Ab Dezember wurden täglich ab 20 Uhr drei Stunden Fernsehprogramm ausgestrahlt.
Ebenfalls 1952 begannen auch in der DDR erste Fernsehausstrahlungen. Der offizielle Beginn war dann 1956 mit
dem Start des "Deutschen Fernsehfunks" (DFF).
Redaktionelle Anmerkung:
Die nächste Folge dieser Abhandlung wird sich ausschließlich mit dem Fernsehen in der DDR befassen.
Eine ledigliche Erwähnung in einer anderen Folge würde die Bedeutung dieser Entwicklung mindern.
Die älteste und bis heute bestehende Sendung ist die Tagesschau der ARD. Sie wurde und wird aus Hamburg
gesendet. Die erste Sendung war 1952.
Tagesschau Intro von 1952
Die Popularität des Fernsehens wuchs stark durch übertragene Ereignisse wie die Krönung der Britischen Königin
Elisabeth II. am 2. Juni 1953 und der Fußballweltmeisterschaft 1954 in der Schweiz.

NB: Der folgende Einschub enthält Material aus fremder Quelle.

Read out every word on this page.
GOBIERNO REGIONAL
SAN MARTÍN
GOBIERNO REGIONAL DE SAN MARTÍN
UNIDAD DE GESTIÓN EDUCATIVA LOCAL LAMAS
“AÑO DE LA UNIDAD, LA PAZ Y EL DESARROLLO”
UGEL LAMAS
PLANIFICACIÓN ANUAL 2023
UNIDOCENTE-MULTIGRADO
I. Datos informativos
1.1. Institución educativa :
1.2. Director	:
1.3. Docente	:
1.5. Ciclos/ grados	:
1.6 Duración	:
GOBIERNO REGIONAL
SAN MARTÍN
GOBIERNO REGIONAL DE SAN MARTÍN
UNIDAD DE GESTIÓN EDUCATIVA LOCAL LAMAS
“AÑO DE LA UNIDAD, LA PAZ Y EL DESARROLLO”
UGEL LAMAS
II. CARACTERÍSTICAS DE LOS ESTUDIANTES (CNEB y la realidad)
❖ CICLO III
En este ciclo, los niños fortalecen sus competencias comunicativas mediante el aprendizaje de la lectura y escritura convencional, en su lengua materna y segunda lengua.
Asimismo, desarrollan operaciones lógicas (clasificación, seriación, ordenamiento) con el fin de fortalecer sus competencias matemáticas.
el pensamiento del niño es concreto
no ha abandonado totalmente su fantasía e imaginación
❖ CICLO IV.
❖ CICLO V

B72.jpg (Größe: 84,06 KB / Downloads: 384)
Krönung Elisabeth II.
An dieser Stelle war ein YT-Video mit der TV-Übertragung der BBC von der Krönung der Queen Elisabeth II. im
Jahr 1953 vorgesehen. Leider oder zu eurem Glück lässt der Editor nur zwei Videos pro Artikel zu. Das Video
dauerte knappe drei Stunden und enthielt jeden royalen Schritt. Wer es trotzdem sehen möchte - vielleicht
wegen der britischen Kameratechnik - findet es bei YouTube:
https://www.youtube.com/watch?v=52NTjasbmgw
B73.jpg (Größe: 132,65 KB / Downloads: 382)
Deutschland Fußballweltmeister 1954
Originalaufnahmen vom Endspiel Ungarn : Deutschland 1954 in Bern
(dauert leider nur 3 Minuten...)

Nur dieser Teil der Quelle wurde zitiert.